- Type: Service in the Office of Constable
- Awarded for: 10 years of service
- Presented by: New South Wales Police Force
- Eligibility: Full time police officers
- Post-nominals: (no post-nominal entitlement)
- Clasps: Clasp to the medal is awarded for each additional 5 years of diligent and ethical service
- Status: Currently awarded
- Established: 5 February 2002

Precedence
- Next (higher): Commissioners Community Service Commendatiom
- Next (lower): Commissioners Unit Citation
- Related: National Police Service Medal

= Police Diligent and Ethical Service Medal =

The Police Diligent and Ethical Service Medal, also known as the New South Wales Police Medal, is a decoration for police officers of the New South Wales Police Force. First instituted in 2002, the 36 mm medals are copper, with a nickel coating. The medal is awarded to sworn members and former sworn members of the New South Wales Police Force who have completed ten years of diligent and ethical service. The clasp to the medal is awarded for each additional 5 years of diligent and ethical service.

==Criteria==
The Minister for Police and the Commissioner of the New South Wales Police Force gave their approval before the Police Diligent and Ethical Service Medal was established.

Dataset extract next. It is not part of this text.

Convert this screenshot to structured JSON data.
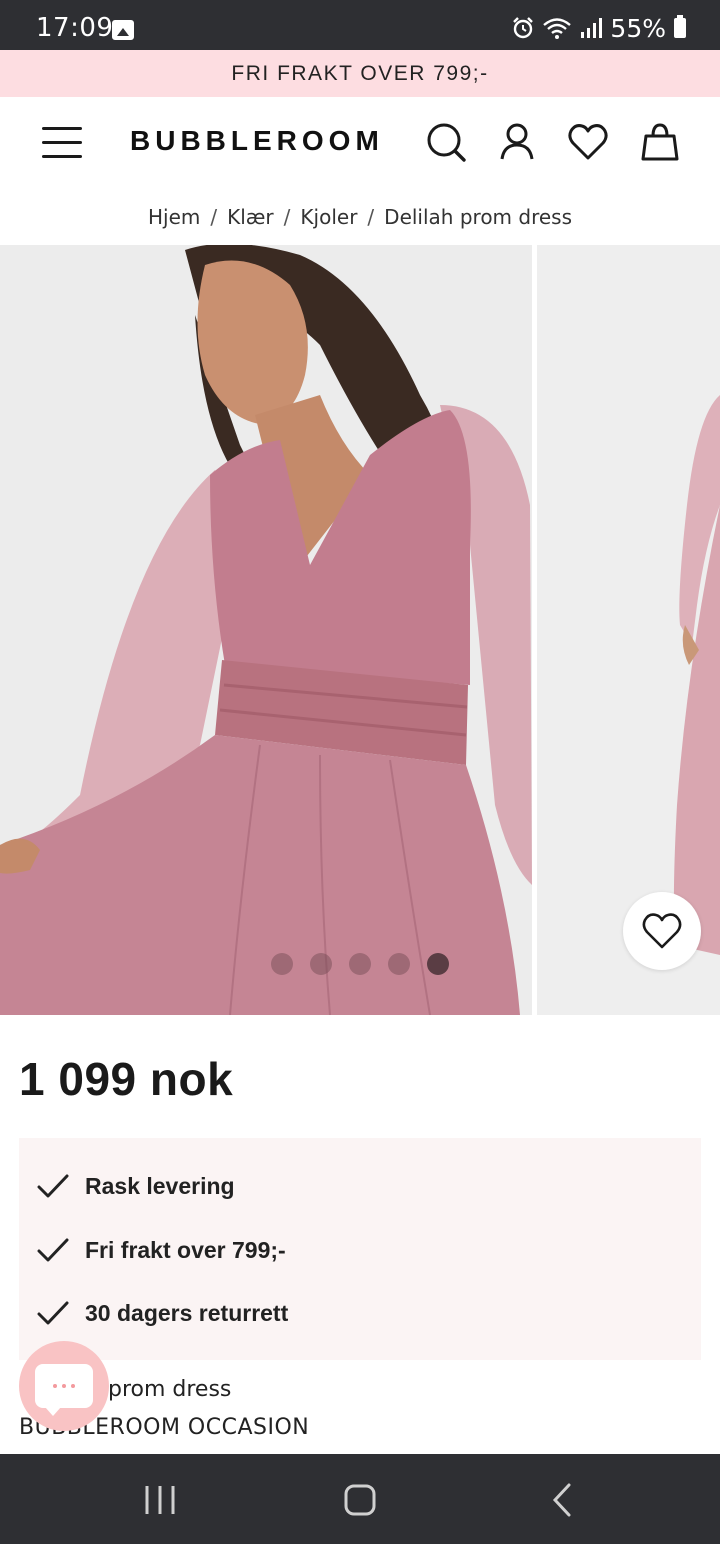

For an officer to become eligible for this award the Commissioner must make a recommendation to the Minister, and in doing so, is required to certify the following:
1. That an officer has been a serving member of a Police Force
2. That the officer has served efficiently for the qualifying period
3. That the officer's character has been very good

==Length of service==
Awarded to serving, and former serving sworn officers of the New South Wales Police Force who have completed ten years of diligent and ethical service. It may also be awarded to a police officer who dies in the line of duty with less than 10 years service.

==Appearance==
The medal was designed by Mrs Amanda Duncan, graphic artist for the New South Wales Police Force and features the crown of the sovereign, 'nemesis eagle' and the New South Wales State Badge struck on the front of the medal. The words ‘NSW Police – Diligent and Ethical Service’ appear on the outer edge. The name of the officer is inscribed on the reverse.

The medal is suspended by a ribbon, which consists of five vertical blue stripes. The stripes represent the colours of the NSW Police Force uniform. The medal is accompanied by a miniature and a ribbon bar. The miniature medal is worn on mess dress on formal occasions and the ribbon bar is worn daily on uniform. The medal is a right side decoration and is worn 5 millimetres below the nameplate.